An upcoming crisis looms over Somalia’s aspiration for full debt relief from the International Monetary Fund (IMF) and other multilateral lenders by the end of the year. This crisis is rooted in a renewed political dispute between the federal government of Somalia and the Puntland federal member state, coupled with the failure of the fragile reforms set to boost revenue collection and fiscal transparency. Officials and experts are cautioning the government over the dangers of failing to maintain its steady progress on financial reforms since it could cost Somalia its bid to reduce its debt from $5.2 billion to around $550 million by 2023.
Moreover, experts are worried about the challenges that may stem from lack of competitive procurement, non-verbal agreements between government levels and federal member states on fiscal federalism, and the current lack of transparency in several oil and gas deals that could put Somalia’s progress towards winning reliable financial credibility in jeopardy. Notably, the debt owed by Somalia to external creditors is estimated to be more than $5 billion, and Somalia’s eligibility to the Heavily Indebted Poor Countries (HIPC) Initiative of the IMF and World Bank requires economic, financial, and political stability status quo.

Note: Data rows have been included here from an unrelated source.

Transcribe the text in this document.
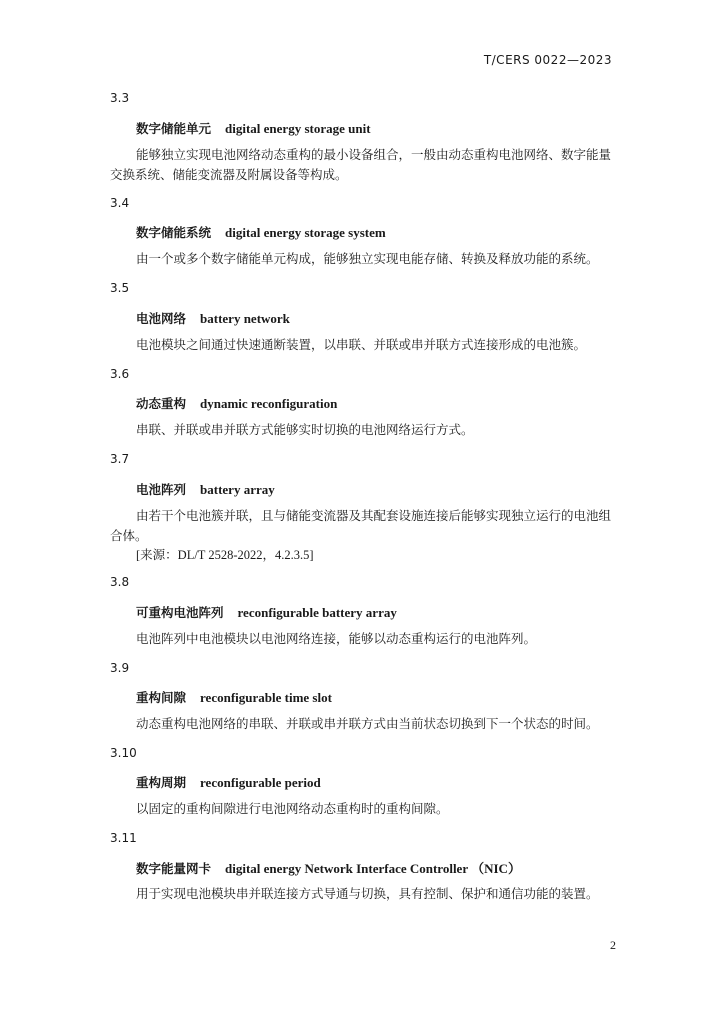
T/CERS 0022—2023
3.3
数字储能单元 digital energy storage unit
能够独立实现电池网络动态重构的最小设备组合，一般由动态重构电池网络、数字能量交换系统、储能变流器及附属设备等构成。
3.4
数字储能系统 digital energy storage system
由一个或多个数字储能单元构成，能够独立实现电能存储、转换及释放功能的系统。
3.5
电池网络 battery network
电池模块之间通过快速通断装置，以串联、并联或串并联方式连接形成的电池簇。
3.6
动态重构 dynamic reconfiguration
串联、并联或串并联方式能够实时切换的电池网络运行方式。
3.7
电池阵列 battery array
由若干个电池簇并联，且与储能变流器及其配套设施连接后能够实现独立运行的电池组合体。
[来源：DL/T 2528-2022，4.2.3.5]
3.8
可重构电池阵列 reconfigurable battery array
电池阵列中电池模块以电池网络连接，能够以动态重构运行的电池阵列。
3.9
重构间隙 reconfigurable time slot
动态重构电池网络的串联、并联或串并联方式由当前状态切换到下一个状态的时间。
3.10
重构周期 reconfigurable period
以固定的重构间隙进行电池网络动态重构时的重构间隙。
3.11
数字能量网卡 digital energy Network Interface Controller （NIC）
用于实现电池模块串并联连接方式导通与切换，具有控制、保护和通信功能的装置。
2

In response to concerns raised over Somalia’s stalled progress, Somali President, Hassan Sheikh Mohamud, signed a set of anti-corruption directives aimed at enhancing the legitimacy, credibility, and transparency of the country’s financial institutions. Nevertheless, the nonprofit Transparency International rates Somalia as one of the most corrupt countries globally, citing constant violence and inadequate anti-corruption bodies. The Debt relief is a crucial milestone in Somalia’s economic future, and unnecessary political disputes and corruption may lead Somalia to lose this golden opportunity to regain its financial position in the international community.